On Wednesday, Unesco announced the city’s Durga Puja is now inscribed on its “Representative List of Intangible Cultural Heritage of Humanity”, a tag that formally takes the city’s much-loved carnival to the global stage.

“Durga Puja is seen as the best instance of the public performance of religion and art, and as a thriving ground for collaborative artists and designers. The festival is characterised by large-scale installations and pavilions in urban areas as well as by traditional Bengali drumming and veneration of the goddess. During the event the divides of class, religion and ethnicities collapse as crowds of spectators walk around to admire the installations,” the Unesco website reads.

On Thursday, Mamata repeatedly mocked the saffron camp for falling back on its hackneyed weapons of majoritarian appeasement and communal polarisation every time elections come, weapons decisively rejected by the historic Bengal mandate this summer.

Then she twisted the knife, mocking Modi, Shah, BJP chief J.P. Nadda without taking their names for the saffron ecosystem’s narrative of obstacles on the path of Durga Puja allegedly placed by her government to appease minorities.

“I have to take certificates from this lot? ‘Mamataji Durga Puja nahi karney deti hain (Mamata does not allow Durga Puja; apparently mimicking Modi).’ Your faces are smeared with chunkali (lime and ink, colloquial Bengali for public shaming),” said a visibly jubilant Mamata, to thunderous applause from the audience.

The BJP has long been seeking to milk a notification issued in 2017 by the Bengal government that suspended the immersion of Durga idols on September 30 and October 1 on account of Muharram, observed by Muslims as a day of mourning.

The decision, driven by goodwill and an eagerness to minimise potential flashpoints because both events involve processions, has been amplified by the Right-wing ecosystem as an example of “appeasement”.

“‘Mamataji’, you can abuse, can you do that to Unesco? Tell us. Go now, ask them (Unesco)....We delivered and our work spoke for us. You only lied… only lied. You lie, and we let our work speak for itself,” Mamata said.

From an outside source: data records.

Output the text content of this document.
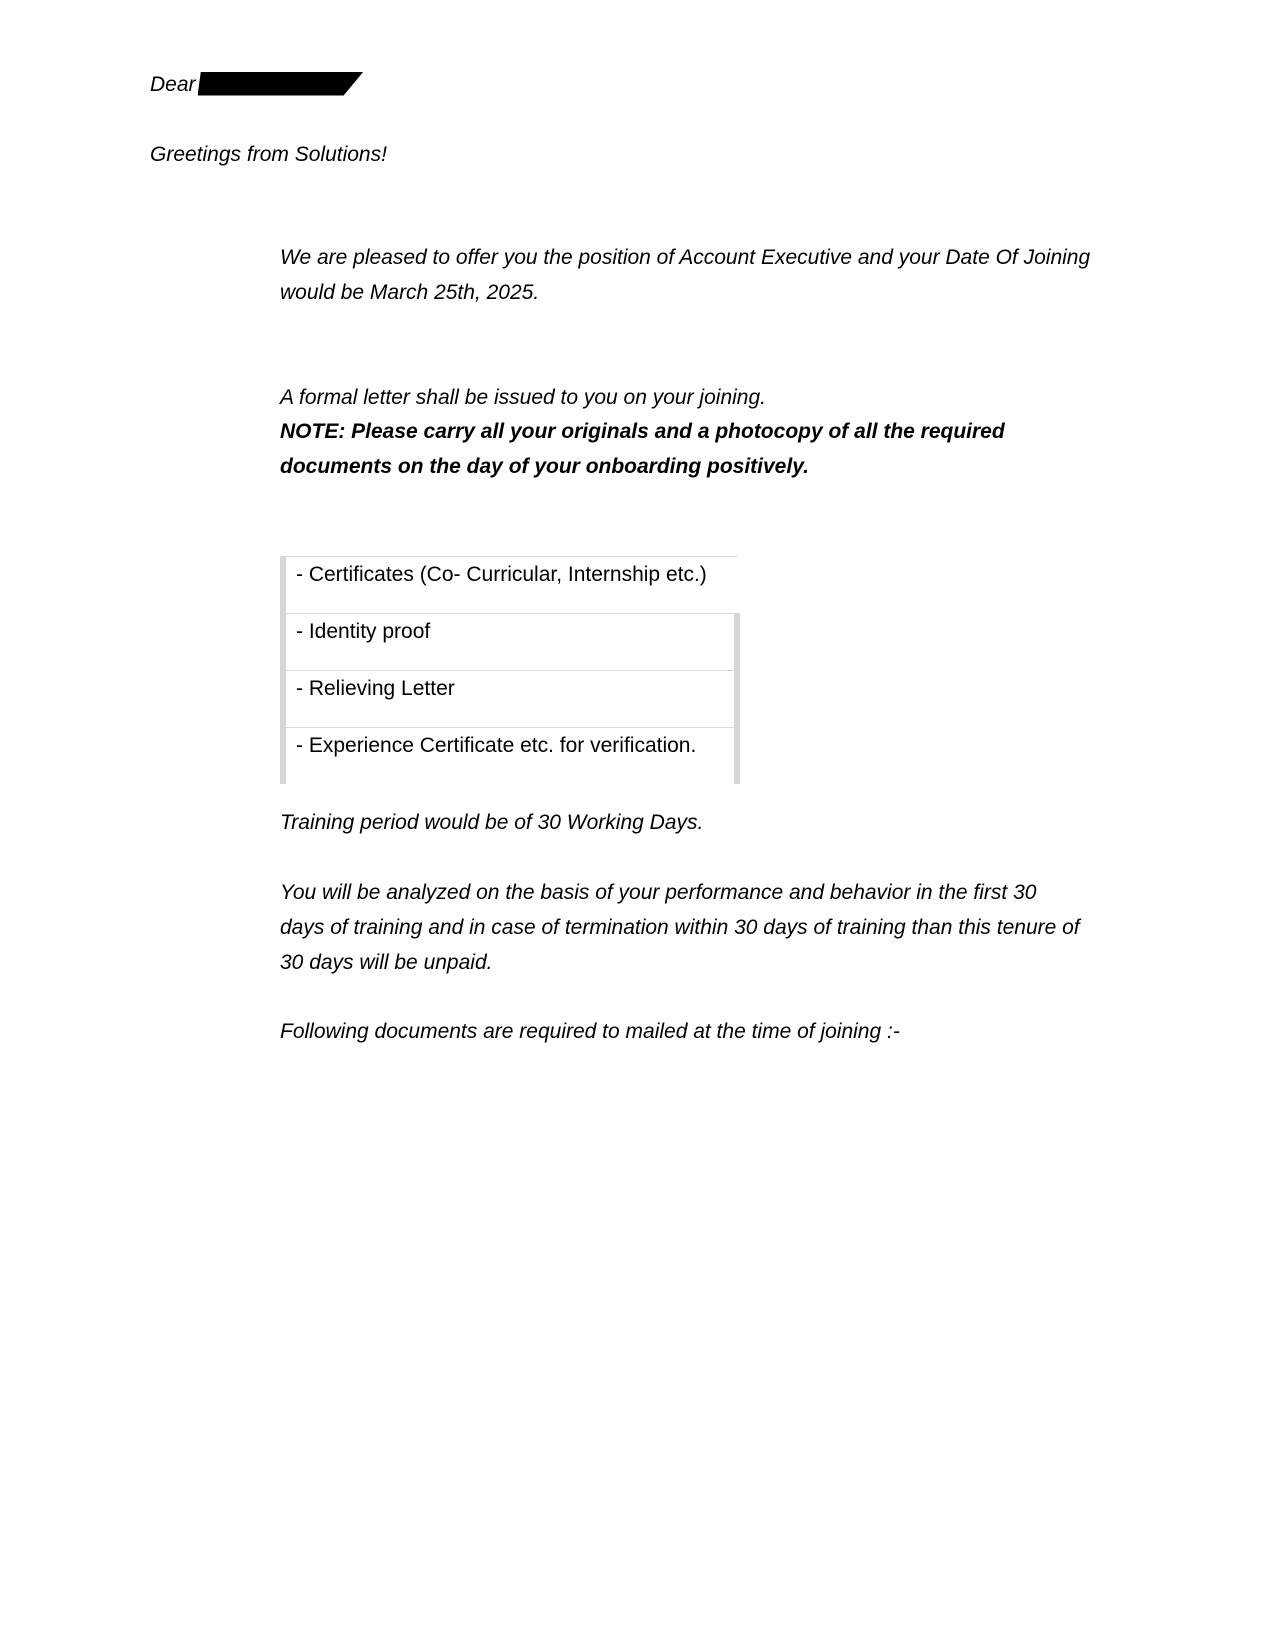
Dear
Greetings from Solutions!
We are pleased to offer you the position of Account Executive and your Date Of Joining would be March 25th, 2025.
A formal letter shall be issued to you on your joining.
NOTE: Please carry all your originals and a photocopy of all the required documents on the day of your onboarding positively.
- Certificates (Co- Curricular, Internship etc.)
- Identity proof
- Relieving Letter
- Experience Certificate etc. for verification.
Training period would be of 30 Working Days.
You will be analyzed on the basis of your performance and behavior in the first 30 days of training and in case of termination within 30 days of training than this tenure of 30 days will be unpaid.
Following documents are required to mailed at the time of joining :-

Modi, Shah and Nadda, besides countless others in their party, kept raking up the Durga Puja charge in campaign for the Assembly election this summer. Many BJP leaders believed that polarising voters along religious lines is their best bet in Bengal. Some continue doing so, apparently unable to digest the fact that Hindus stood shoulder-to-shoulder with Muslims to slam the door shut on Hindutva and its flag-bearers.

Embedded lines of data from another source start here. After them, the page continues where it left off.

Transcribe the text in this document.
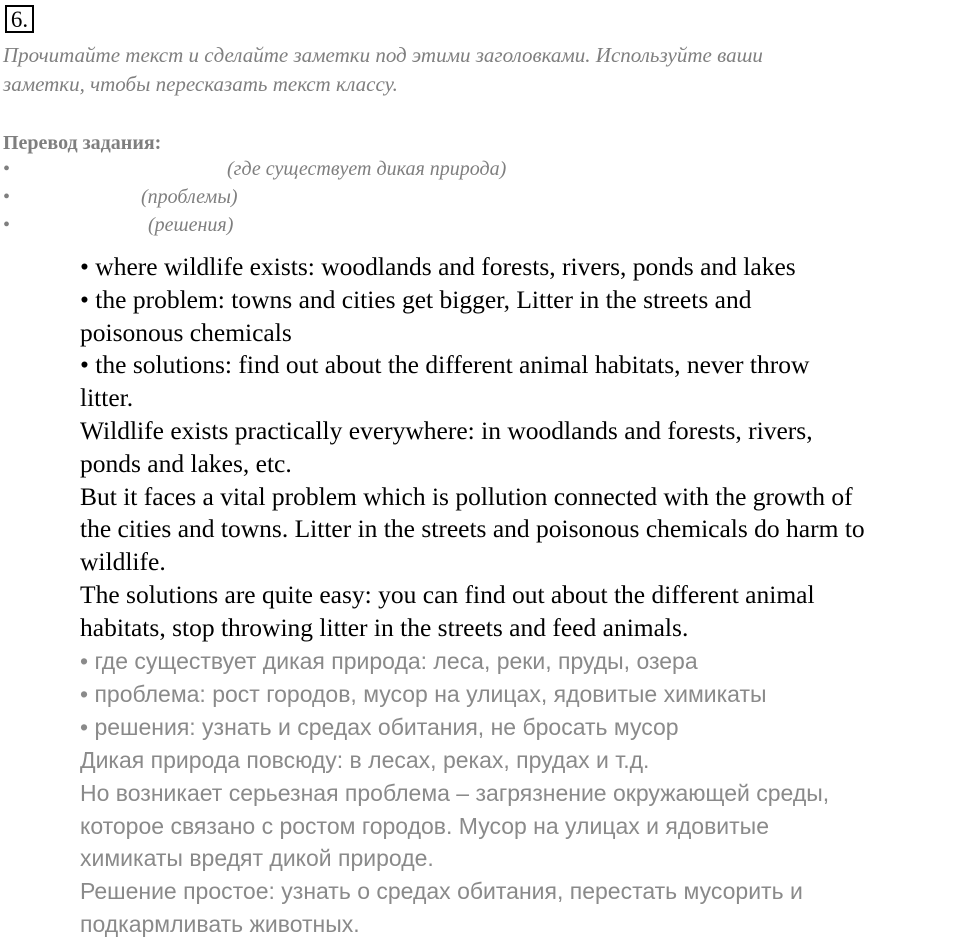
6.
Прочитайте текст и сделайте заметки под этими заголовками. Используйте ваши
заметки, чтобы пересказать текст классу.
Перевод задания:
•	(где существует дикая природа)
•	(проблемы)
•	(решения)
• where wildlife exists: woodlands and forests, rivers, ponds and lakes
• the problem: towns and cities get bigger, Litter in the streets and
poisonous chemicals
• the solutions: find out about the different animal habitats, never throw
litter.
Wildlife exists practically everywhere: in woodlands and forests, rivers,
ponds and lakes, etc.
But it faces a vital problem which is pollution connected with the growth of
the cities and towns. Litter in the streets and poisonous chemicals do harm to
wildlife.
The solutions are quite easy: you can find out about the different animal
habitats, stop throwing litter in the streets and feed animals.
• где существует дикая природа: леса, реки, пруды, озера
• проблема: рост городов, мусор на улицах, ядовитые химикаты
• решения: узнать и средах обитания, не бросать мусор
Дикая природа повсюду: в лесах, реках, прудах и т.д.
Но возникает серьезная проблема – загрязнение окружающей среды,
которое связано с ростом городов. Мусор на улицах и ядовитые
химикаты вредят дикой природе.
Решение простое: узнать о средах обитания, перестать мусорить и
подкармливать животных.
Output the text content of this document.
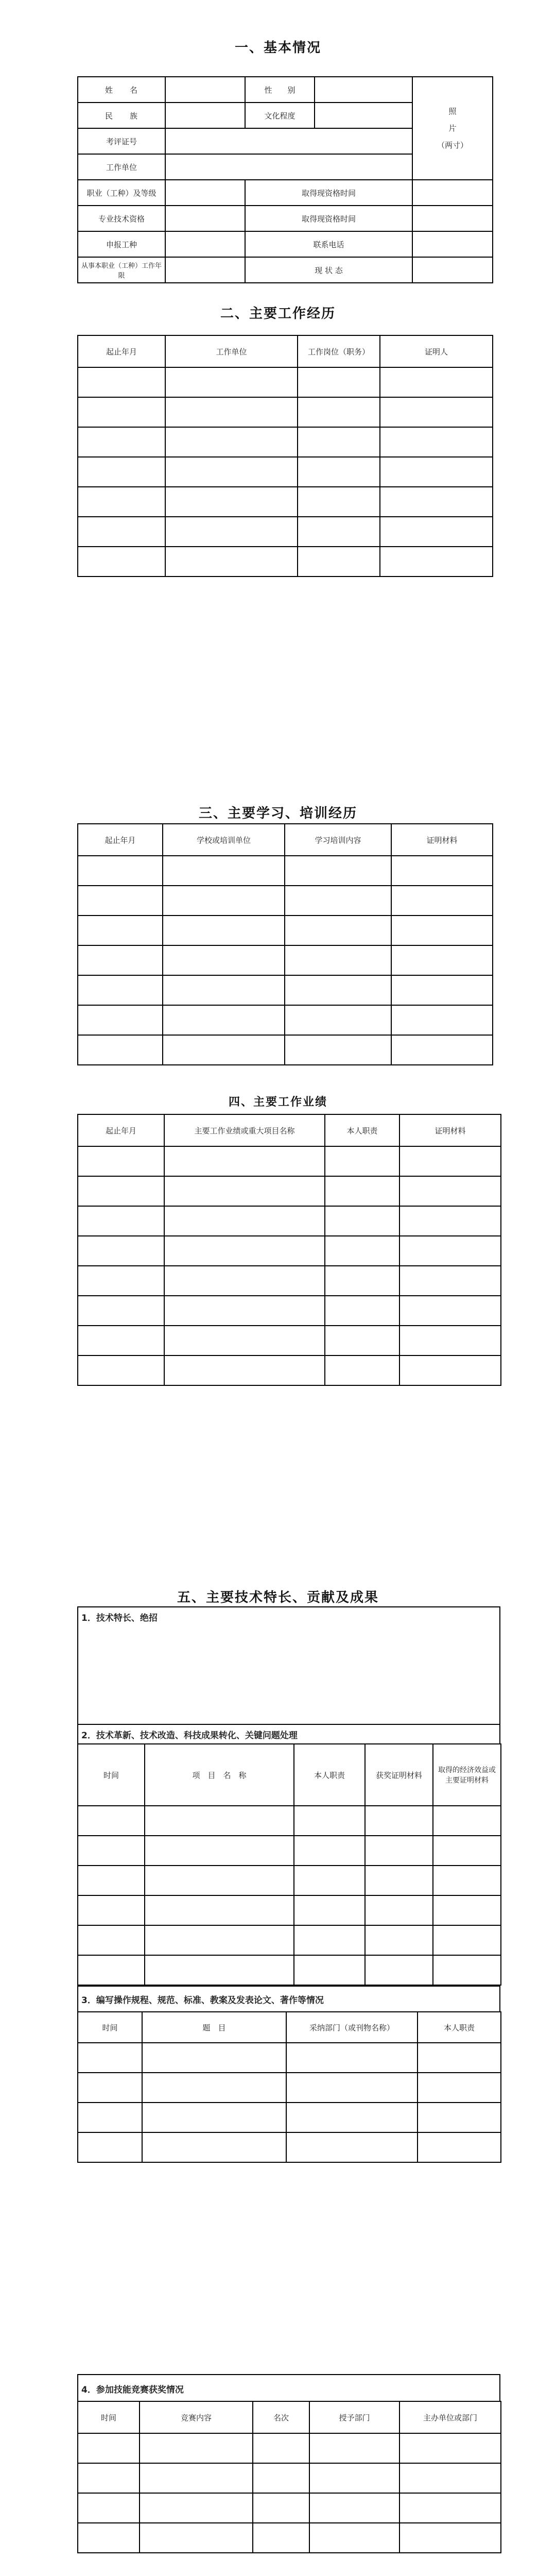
一、基本情况
姓　　名		性　　别		照
片
（两寸）

民　　族		文化程度		
考评证号				
工作单位				
职业（工种）及等级		取得现资格时间		
专业技术资格		取得现资格时间		
申报工种		联系电话		
从事本职业（工种）工作年限		现 状 态		
二、主要工作经历
起止年月	工作单位	工作岗位（职务）	证明人

三、主要学习、培训经历
起止年月	学校或培训单位	学习培训内容	证明材料

四、主要工作业绩
起止年月	主要工作业绩或重大项目名称	本人职责	证明材料

五、主要技术特长、贡献及成果
1．技术特长、绝招
2．技术革新、技术改造、科技成果转化、关键问题处理
时间	项　目　名　称	本人职责	获奖证明材料	取得的经济效益或主要证明材料

3．编写操作规程、规范、标准、教案及发表论文、著作等情况
时间	题　目	采纳部门（或刊物名称）	本人职责

4．参加技能竞赛获奖情况
时间	竞赛内容	名次	授予部门	主办单位或部门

“From Kanyashree to Sabuj Sathi, many of our initiatives earned global recognition in the past. But with what we got yesterday, my heart is filled with joy. Our Bengal is the best in the world…. As I say this, I am getting goosebumps, you must also be getting them. I had been trying for this since 2016. We conceptualised the Durga Puja carnival. We have been assisting puja organisers with Rs 50,000 each, with which they do a lot of work… including for the poor,” said the chief minister.

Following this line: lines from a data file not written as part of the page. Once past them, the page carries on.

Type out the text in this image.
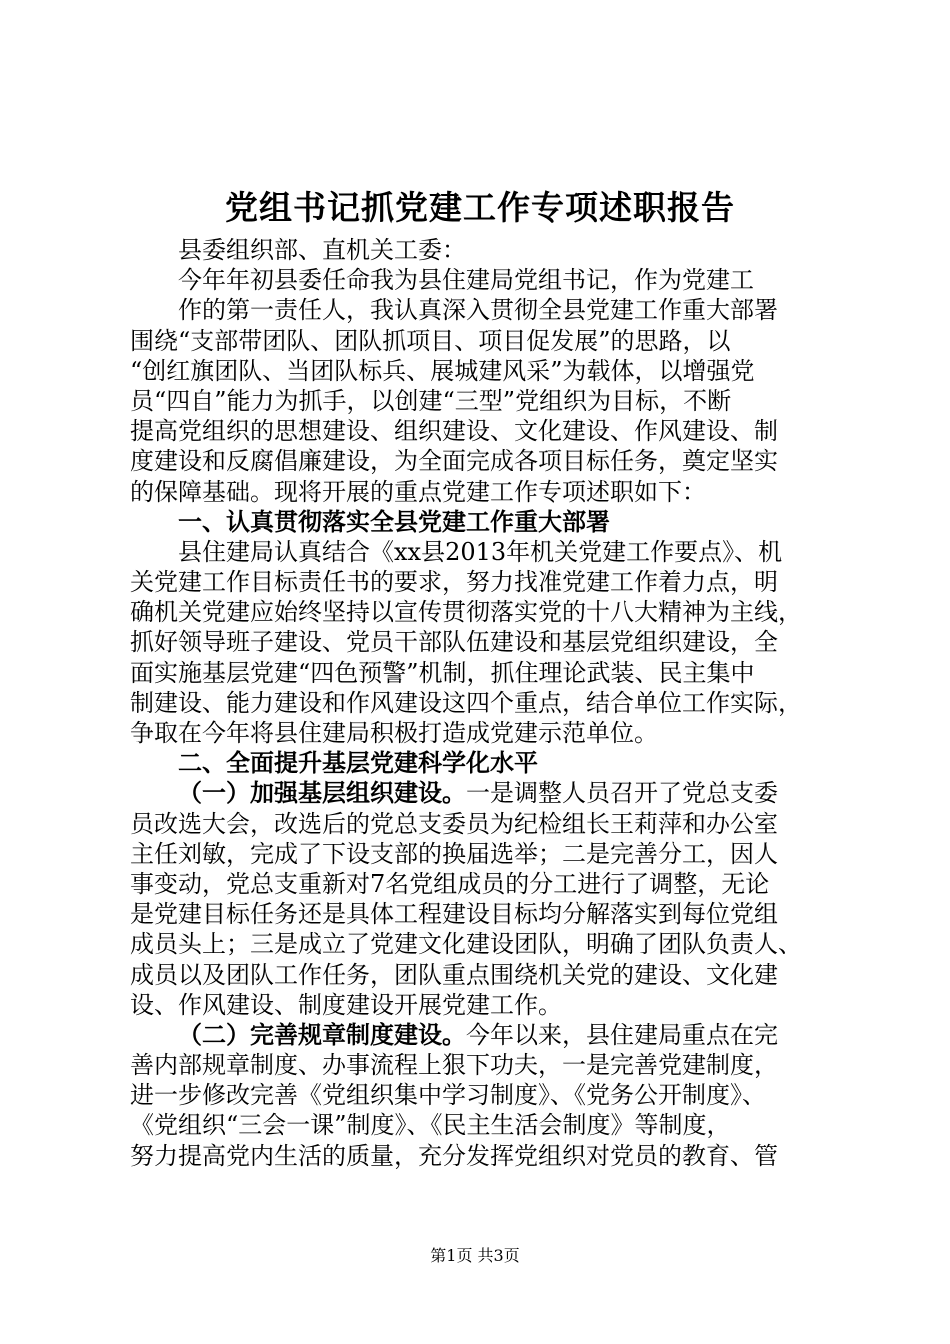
党组书记抓党建工作专项述职报告
县委组织部、直机关工委：
今年年初县委任命我为县住建局党组书记，作为党建工
作的第一责任人，我认真深入贯彻全县党建工作重大部署
围绕“支部带团队、团队抓项目、项目促发展”的思路，以
“创红旗团队、当团队标兵、展城建风采”为载体，以增强党
员“四自”能力为抓手，以创建“三型”党组织为目标，不断
提高党组织的思想建设、组织建设、文化建设、作风建设、制
度建设和反腐倡廉建设，为全面完成各项目标任务，奠定坚实
的保障基础。现将开展的重点党建工作专项述职如下：
一、认真贯彻落实全县党建工作重大部署
县住建局认真结合《xx县2013年机关党建工作要点》、机
关党建工作目标责任书的要求，努力找准党建工作着力点，明
确机关党建应始终坚持以宣传贯彻落实党的十八大精神为主线，
抓好领导班子建设、党员干部队伍建设和基层党组织建设，全
面实施基层党建“四色预警”机制，抓住理论武装、民主集中
制建设、能力建设和作风建设这四个重点，结合单位工作实际，
争取在今年将县住建局积极打造成党建示范单位。
二、全面提升基层党建科学化水平
（一）加强基层组织建设。一是调整人员召开了党总支委
员改选大会，改选后的党总支委员为纪检组长王莉萍和办公室
主任刘敏，完成了下设支部的换届选举；二是完善分工，因人
事变动，党总支重新对7名党组成员的分工进行了调整，无论
是党建目标任务还是具体工程建设目标均分解落实到每位党组
成员头上；三是成立了党建文化建设团队，明确了团队负责人、
成员以及团队工作任务，团队重点围绕机关党的建设、文化建
设、作风建设、制度建设开展党建工作。
（二）完善规章制度建设。今年以来，县住建局重点在完
善内部规章制度、办事流程上狠下功夫，一是完善党建制度，
进一步修改完善《党组织集中学习制度》、《党务公开制度》、
《党组织“三会一课”制度》、《民主生活会制度》等制度，
努力提高党内生活的质量，充分发挥党组织对党员的教育、管
第1页 共3页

Even BJP leaders concede in private that the scale and scope of celebrations during Durga Puja have grown exponentially under Trinamul rule with the active patronage of the ruling party. The Mamata government has been giving Rs 50,000 each to 37,000-odd community pujas to help them stay on course, despite a pandemic-induced funds crunch.

“So full of colours, our Durga Puja, so full of rhythm, so vibrant, so full of culture. This is what we had tried to show (the world).

Our Durga Puja is now being lauded around the world. The entire world! The entire world! The entire world! There is nothing more that I need to say,” said Mamata, at the close of campaign for Sunday’s civic polls in the city.